V. The Envy of the Damned (Union POV)
At the edge of the plaza, under heavy guard, a group of surrendered Union Mercenaries watched. They were hardened killers who had sold their swords for copper. They expected to see the rebels burn their dead in a ditch.
Instead, they saw this.
A grizzled mercenary sergeant, a man who had fought in three wars, stared at the spectral figures embracing their families. He felt a hollow ache in his chest. If he died tomorrow, he would be looted for his boots and left for the crows. No one would carve his name. No magic would let him see his wife one last time.
"They... they don't die," the mercenary whispered to the man next to him.
He looked at Corvin Nyx. For the first time, he didn't see an enemy warlord. He saw a King worth dying for. The seeds of loyalty were planted not by the sword, but by the envy of a good death.
VI. The Shrine of the Hearth
The spirits began to fade, their forms merging back into the black stone of the tower, their watch beginning. The families stood back, their grief transformed into a solemn, sacred pride.
The Obsiaven Weavers and Obel's Masons moved through the crowd. They carried heavy, polished Obsidian Slabs, cut from the same rock as the tower. Each slab bore a single name.
Corvin addressed the families.
"Their souls hold the wall," Corvin said gently. "But their memory belongs to the home."
He pointed to the slab in a widow's hands.
"Take this. Embed it above your hearth, the heart of your home. As long as the fire burns, and as long as this tower stands, you will feel him.
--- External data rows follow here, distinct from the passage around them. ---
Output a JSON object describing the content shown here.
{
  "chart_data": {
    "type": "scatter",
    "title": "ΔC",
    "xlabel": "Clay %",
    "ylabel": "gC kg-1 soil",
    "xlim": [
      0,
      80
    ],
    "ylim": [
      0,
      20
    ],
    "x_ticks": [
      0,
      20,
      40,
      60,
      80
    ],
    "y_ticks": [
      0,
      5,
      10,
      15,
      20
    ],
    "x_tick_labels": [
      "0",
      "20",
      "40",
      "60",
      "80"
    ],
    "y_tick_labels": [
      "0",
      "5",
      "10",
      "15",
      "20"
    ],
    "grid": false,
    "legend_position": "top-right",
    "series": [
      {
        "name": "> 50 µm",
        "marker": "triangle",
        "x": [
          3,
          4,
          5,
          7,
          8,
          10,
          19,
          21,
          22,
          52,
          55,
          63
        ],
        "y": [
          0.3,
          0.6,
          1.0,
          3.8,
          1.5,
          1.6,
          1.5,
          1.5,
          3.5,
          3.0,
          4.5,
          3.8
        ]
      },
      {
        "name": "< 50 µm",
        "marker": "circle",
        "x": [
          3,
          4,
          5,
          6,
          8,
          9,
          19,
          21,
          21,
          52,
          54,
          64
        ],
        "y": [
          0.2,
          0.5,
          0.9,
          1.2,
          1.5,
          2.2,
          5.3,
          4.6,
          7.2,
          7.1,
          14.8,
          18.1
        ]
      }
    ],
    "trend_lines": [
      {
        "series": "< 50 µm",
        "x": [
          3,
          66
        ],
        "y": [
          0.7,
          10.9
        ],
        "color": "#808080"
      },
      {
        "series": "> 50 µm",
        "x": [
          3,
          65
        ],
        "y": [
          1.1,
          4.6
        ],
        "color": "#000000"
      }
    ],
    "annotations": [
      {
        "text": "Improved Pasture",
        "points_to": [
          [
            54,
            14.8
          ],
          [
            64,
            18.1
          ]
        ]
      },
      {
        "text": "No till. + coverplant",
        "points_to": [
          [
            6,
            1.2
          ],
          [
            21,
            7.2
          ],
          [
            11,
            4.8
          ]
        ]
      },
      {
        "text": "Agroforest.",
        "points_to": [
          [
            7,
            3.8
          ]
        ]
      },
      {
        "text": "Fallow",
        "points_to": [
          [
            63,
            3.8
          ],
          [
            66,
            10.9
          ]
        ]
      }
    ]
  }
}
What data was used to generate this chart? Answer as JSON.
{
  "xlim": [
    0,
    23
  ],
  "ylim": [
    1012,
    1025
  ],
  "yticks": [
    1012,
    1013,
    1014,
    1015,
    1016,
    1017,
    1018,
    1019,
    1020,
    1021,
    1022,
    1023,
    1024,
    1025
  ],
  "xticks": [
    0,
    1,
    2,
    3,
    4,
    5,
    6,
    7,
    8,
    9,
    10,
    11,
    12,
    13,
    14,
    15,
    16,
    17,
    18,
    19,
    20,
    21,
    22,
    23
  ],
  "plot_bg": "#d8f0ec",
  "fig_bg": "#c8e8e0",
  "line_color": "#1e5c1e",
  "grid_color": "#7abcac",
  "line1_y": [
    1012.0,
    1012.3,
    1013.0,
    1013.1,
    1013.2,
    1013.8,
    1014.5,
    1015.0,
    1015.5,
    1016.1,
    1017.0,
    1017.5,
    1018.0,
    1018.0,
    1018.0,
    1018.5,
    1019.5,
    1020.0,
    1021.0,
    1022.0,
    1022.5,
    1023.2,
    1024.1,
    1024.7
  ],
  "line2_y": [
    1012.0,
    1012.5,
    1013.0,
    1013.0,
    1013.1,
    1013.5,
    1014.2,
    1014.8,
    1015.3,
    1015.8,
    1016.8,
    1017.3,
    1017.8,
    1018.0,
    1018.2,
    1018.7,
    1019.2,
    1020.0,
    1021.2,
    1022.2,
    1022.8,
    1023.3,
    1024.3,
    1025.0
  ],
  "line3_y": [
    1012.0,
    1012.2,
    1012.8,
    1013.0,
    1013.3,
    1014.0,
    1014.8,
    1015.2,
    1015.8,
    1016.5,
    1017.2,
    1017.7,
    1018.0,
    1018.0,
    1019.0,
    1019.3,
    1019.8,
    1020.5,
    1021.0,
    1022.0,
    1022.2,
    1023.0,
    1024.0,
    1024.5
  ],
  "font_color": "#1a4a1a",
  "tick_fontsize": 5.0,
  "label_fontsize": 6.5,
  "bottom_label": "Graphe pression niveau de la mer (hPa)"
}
He will watch over your sleep."
The woman clutched the stone to her chest. She could feel it—a faint, rhythmic pulse, like a second heartbeat. It was him.
The crowd dispersed slowly, carrying their slabs like holy relics. They returned to their homes, to the Obsidian stone houses, and installed the shrines. That night, as the Obsidian Ordo clouds rolled overhead, twelve families sat by their fires, not in the emptiness of loss, but in the comforting presence of the Eternal Watch.
The Nyx Imperium was no longer just a territory. It was a communion of the living and the dead, bound by an unbreakable covenant of the Raven.